Franco, en una entrevista a un medio de Buenos Aires, indicó que no está interesado en polemizar con la presidenta Cristina Fernández y explicó que tiene interés en decirle que en Paraguay "hubo un cambio de guardia en forma absolutamente normal, constitucional, ajustada a las leyes. Y que el vicepresidente tiene la función de reemplazar o sustituir en casos como el que se presenta. El Congreso tomó la decisión, se hizo en forma abierta, en forma pública, transmitido por todos los medios. No hubo un solo contuso, un solo golpeado. Las calles están abiertas, libres, permeables. La Iglesia se ha pronunciado en sentido favorable, lo mismo que los medios paraguayos”.
El presidente paraguayo alegó también que quiere hablar con Lugo, quien fue destituido el viernes, para que este ayude a revertir cualquier posibilidad de que Paraguay sea expulsado del Mercosur y de la Unasur y que se vea afectado por restricciones en exportaciones, como ha amenazado Brasil.

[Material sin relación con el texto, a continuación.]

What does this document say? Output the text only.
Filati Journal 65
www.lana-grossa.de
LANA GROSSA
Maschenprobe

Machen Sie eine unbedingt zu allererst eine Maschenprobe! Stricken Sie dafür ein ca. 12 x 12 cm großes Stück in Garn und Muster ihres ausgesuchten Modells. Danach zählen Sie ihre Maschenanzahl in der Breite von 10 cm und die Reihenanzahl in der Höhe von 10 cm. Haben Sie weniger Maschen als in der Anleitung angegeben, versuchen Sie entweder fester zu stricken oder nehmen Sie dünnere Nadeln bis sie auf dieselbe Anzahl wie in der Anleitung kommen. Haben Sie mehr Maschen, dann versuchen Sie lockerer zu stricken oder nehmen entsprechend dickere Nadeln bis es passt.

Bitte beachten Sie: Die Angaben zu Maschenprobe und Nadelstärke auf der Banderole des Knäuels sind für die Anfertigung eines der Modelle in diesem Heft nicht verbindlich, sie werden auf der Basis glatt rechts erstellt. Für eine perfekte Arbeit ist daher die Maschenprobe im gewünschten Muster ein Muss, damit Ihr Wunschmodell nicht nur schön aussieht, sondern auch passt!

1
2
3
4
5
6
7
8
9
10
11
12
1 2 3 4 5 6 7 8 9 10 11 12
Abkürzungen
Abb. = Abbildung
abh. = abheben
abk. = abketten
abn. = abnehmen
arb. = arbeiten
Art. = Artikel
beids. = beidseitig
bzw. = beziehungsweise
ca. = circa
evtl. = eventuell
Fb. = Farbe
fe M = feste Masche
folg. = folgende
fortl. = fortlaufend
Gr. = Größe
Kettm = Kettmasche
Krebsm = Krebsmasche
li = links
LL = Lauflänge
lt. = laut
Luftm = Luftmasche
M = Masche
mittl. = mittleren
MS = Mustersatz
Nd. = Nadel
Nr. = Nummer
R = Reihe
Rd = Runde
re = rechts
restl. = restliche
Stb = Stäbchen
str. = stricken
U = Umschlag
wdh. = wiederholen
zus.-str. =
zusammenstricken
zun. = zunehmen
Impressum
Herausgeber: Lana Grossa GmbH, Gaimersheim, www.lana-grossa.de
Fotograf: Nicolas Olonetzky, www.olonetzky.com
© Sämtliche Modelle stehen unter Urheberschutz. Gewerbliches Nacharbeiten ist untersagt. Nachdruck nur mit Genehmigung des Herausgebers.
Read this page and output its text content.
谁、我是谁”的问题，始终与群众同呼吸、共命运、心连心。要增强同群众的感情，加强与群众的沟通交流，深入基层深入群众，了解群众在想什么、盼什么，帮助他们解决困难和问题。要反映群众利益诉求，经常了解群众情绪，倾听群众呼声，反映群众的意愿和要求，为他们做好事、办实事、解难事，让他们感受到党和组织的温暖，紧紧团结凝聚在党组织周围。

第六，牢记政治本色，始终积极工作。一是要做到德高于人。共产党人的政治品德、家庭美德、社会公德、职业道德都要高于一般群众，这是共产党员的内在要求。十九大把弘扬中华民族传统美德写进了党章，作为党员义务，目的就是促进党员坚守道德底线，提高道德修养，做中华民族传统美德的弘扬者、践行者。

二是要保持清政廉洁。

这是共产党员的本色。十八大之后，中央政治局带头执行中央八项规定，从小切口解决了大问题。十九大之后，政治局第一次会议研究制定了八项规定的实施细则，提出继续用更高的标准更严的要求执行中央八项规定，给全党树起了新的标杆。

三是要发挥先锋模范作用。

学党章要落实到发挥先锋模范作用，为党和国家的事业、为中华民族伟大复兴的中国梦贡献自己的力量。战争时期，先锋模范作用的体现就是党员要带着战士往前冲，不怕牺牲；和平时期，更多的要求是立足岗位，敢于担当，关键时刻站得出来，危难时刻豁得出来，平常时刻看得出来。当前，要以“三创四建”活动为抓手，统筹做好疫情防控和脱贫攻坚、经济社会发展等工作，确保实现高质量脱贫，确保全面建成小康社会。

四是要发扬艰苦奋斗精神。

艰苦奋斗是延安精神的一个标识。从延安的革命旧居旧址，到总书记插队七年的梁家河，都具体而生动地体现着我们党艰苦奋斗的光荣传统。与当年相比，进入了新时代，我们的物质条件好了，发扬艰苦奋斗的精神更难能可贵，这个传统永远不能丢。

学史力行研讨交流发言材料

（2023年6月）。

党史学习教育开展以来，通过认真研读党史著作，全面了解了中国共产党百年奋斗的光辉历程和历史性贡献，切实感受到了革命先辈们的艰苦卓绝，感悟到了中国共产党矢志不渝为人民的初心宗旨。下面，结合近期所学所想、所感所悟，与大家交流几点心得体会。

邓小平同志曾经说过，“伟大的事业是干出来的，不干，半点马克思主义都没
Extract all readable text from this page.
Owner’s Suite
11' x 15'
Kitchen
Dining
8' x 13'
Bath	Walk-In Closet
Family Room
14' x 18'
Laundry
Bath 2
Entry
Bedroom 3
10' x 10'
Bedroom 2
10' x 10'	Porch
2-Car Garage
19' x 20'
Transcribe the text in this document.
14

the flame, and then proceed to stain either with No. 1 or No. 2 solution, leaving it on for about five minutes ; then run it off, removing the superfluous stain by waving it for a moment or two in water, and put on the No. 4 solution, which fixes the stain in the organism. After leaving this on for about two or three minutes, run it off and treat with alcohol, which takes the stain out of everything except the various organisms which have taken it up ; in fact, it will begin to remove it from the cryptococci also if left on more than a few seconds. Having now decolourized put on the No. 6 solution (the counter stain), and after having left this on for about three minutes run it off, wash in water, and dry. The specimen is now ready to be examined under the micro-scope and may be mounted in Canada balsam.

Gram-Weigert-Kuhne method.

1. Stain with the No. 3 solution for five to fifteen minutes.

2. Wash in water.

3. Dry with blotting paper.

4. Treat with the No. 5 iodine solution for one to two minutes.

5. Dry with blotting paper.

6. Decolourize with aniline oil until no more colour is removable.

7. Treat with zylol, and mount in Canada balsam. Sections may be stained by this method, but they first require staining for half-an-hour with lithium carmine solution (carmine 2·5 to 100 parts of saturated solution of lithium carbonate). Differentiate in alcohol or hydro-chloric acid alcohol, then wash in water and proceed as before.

No obstante, Paraguay sí mandará una comitiva comandada por el canciller de ese país José Félix Fernández Estigarribia.
La gran mayoría de los mandatarios de países sudamericanos señalaron que la destitución de Lugo se trató de un Golpe de Estado y han pedido sanciones contra el país paraguayo, que podrían tomarse esta semana durante la Cumbre que se realizará en Mendoza y que concluirá el viernes.